Les robots humanoïdes restent loin d'une autonomie complète

D'après AFP via Boursedirect (18 juin 2026 à 02h00)

Résumé

Les robots humanoïdes savent déjà servir des cocktails, courir des marathons ou plier le linge, mais leur capacité à enchaîner de multiples tâches sur demande reste hors de portée. Des responsables du secteur estiment qu’il faudra encore des années d’entraînement et de données avant d’atteindre de véritables robots polyvalents et 100 % autonomes.

Les faits

L’article de Bourse Direct, reprenant une dépêche de l’AFP, souligne que les robots humanoïdes impressionnent déjà par certaines démonstrations spectaculaires : ils « servent déjà des cocktails, courent des marathons ou plient le linge », illustrant des capacités techniques ciblées, mais limitées à des scénarios bien définis et encadrés. Pour autant, ces machines restent loin du fantasme du robot généraliste capable d’exécuter à la demande une grande variété de tâches domestiques ou industrielles. Un responsable cité dans l’article prévient ainsi que « pour arriver au robot multi-fonctions, il va encore falloir des années », rappelant que la véritable polyvalence demeure un objectif de long terme pour l’industrie. Le texte précise que de nombreux robots humanoïdes ont déjà été « lancés en situation réelle », avec des exemples comme l’Atlas de Boston Dynamics chez Hyundai ou l’AEON d’Hexagon Robotics sur un site BMW. Mais il s’agit à ce stade « de tests et non de véritables déploiements », ce qui montre que l’usage reste expérimental et sous contrôle, plutôt qu’intégrés à grande échelle dans les processus de production. Sur le plan de l’intelligence et de l’autonomie, un responsable produit d’AgiBot affirme qu’« personne ne peut encore faire du 100% autonome » car « il n’y a pas encore assez de données ». Selon lui, « c’est ce qui est le plus précieux aujourd’hui, les données », ce qui met en lumière un frein central : sans volumes massifs de données de qualité pour l’apprentissage, les systèmes restent dépendants de scénarios pré-programmés et d’une supervision humaine.

Pourquoi c’est important

Cet état des lieux rappelle que la communication autour des humanoïdes ne doit pas masquer l’écart persistant entre des démonstrations spectaculaires et des usages réellement polyvalents, robustes et déployés à grande échelle. Le fait que les projets industriels mentionnés restent au stade de tests souligne la prudence des acteurs face aux limites techniques actuelles. L’insistance des industriels sur le manque de données et sur l’horizon de « plusieurs années » avant des robots multi-fonctions autonomes replace le débat dans le temps long.
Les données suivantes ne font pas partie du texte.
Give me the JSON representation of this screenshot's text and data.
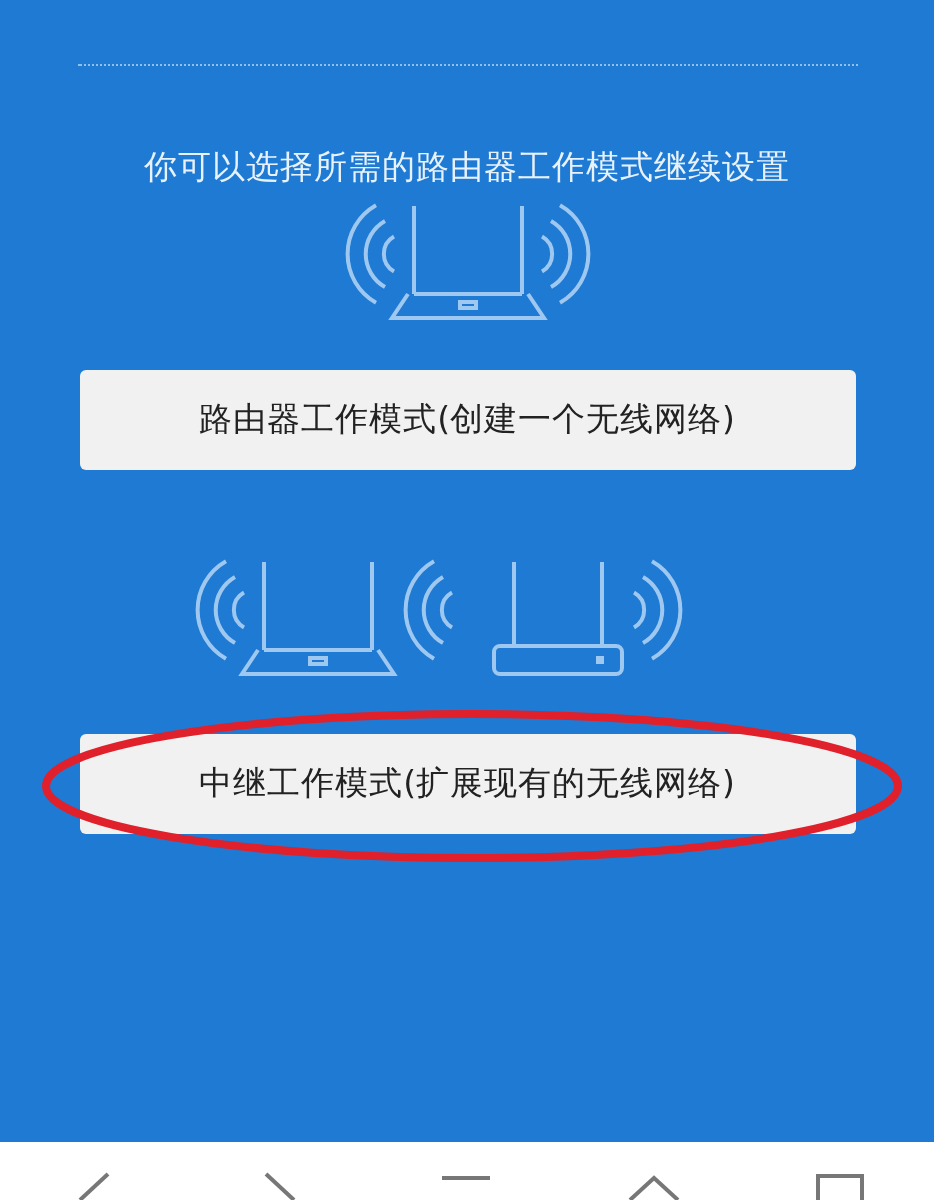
{
  "prompt": "你可以选择所需的路由器工作模式继续设置",
  "modes": [
    {
      "kind": "single",
      "label": "路由器工作模式(创建一个无线网络)",
      "circled": false
    },
    {
      "kind": "pair",
      "label": "中继工作模式(扩展现有的无线网络)",
      "circled": true
    }
  ]
}
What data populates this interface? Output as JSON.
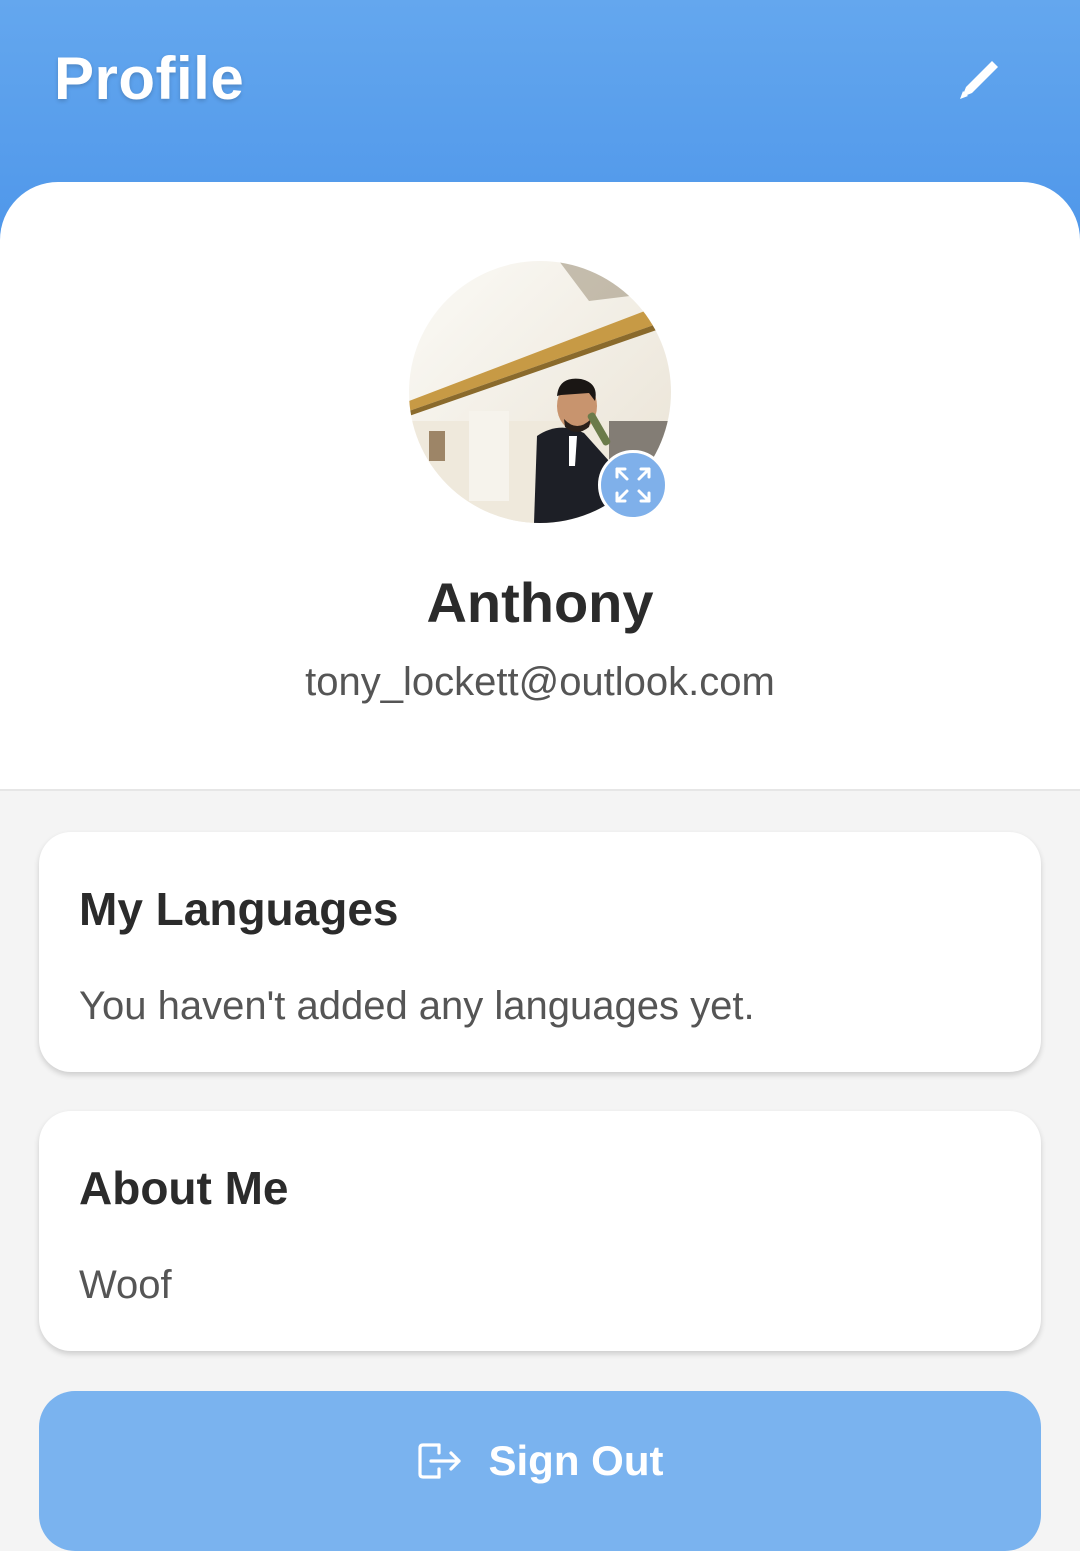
{
  "header": {
    "title": "Profile",
    "edit_icon": "pencil-icon"
  },
  "profile": {
    "name": "Anthony",
    "email": "tony_lockett@outlook.com",
    "avatar_icon": "avatar-photo",
    "expand_icon": "expand-icon"
  },
  "languages_card": {
    "title": "My Languages",
    "empty_text": "You haven't added any languages yet."
  },
  "about_card": {
    "title": "About Me",
    "text": "Woof"
  },
  "sign_out": {
    "label": "Sign Out",
    "icon": "sign-out-icon"
  },
  "colors": {
    "header_top": "#64a7ee",
    "header_bottom": "#4f97ea",
    "button": "#7ab3ef",
    "background": "#f4f4f4",
    "text_dark": "#2b2b2b",
    "text_muted": "#555555"
  }
}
Pour les entreprises comme pour les pouvoirs publics, cela signifie que la robotique humanoïde restera, à court terme, un domaine d’expérimentation ciblée plutôt qu’un bouleversement immédiat du marché du travail ou de l’organisation des usines.

Questions fréquentes

Que savent déjà faire les robots humanoïdes aujourd’hui ?

Ils sont capables, dans des démonstrations ciblées, de servir des cocktails, de courir des marathons ou encore de plier le linge, mais ces capacités restent limitées à des tâches précises.

Les robots humanoïdes sont-ils déjà déployés massivement en usine ?

Non. L’article indique que des robots comme Atlas ou AEON sont utilisés en « situation réelle » chez des industriels, mais uniquement sous forme de tests et non de déploiements à grande échelle.

Quand peut-on attendre des robots humanoïdes vraiment multi-fonctions ?

Un responsable cité estime que « pour arriver au robot multi-fonctions, il va encore falloir des années », ce qui situe la véritable polyvalence dans un horizon de moyen à long terme.

Pourquoi les robots humanoïdes ne sont-ils pas encore 100 % autonomes ?

Selon un responsable produit d’AgiBot, « personne ne peut encore faire du 100% autonome » parce qu’« il n’y a pas encore assez de données », les données étant décrites comme ce qu’il y a « de plus précieux aujourd’hui ».

Quel rôle jouent les données dans le développement de ces robots ?

Les données sont présentées comme la ressource clé pour entraîner les systèmes : sans volumes suffisants et adaptés, l’autonomie générale et la polyvalence des robots humanoïdes restent hors de portée.

Source

AFP via Boursedirect

Auteur

Rédaction IA-Medias

Rédaction spécialisée dans la veille et l'analyse de l'actualité de l'intelligence artificielle, des puces IA, des robots, des agents IA et de la recherche.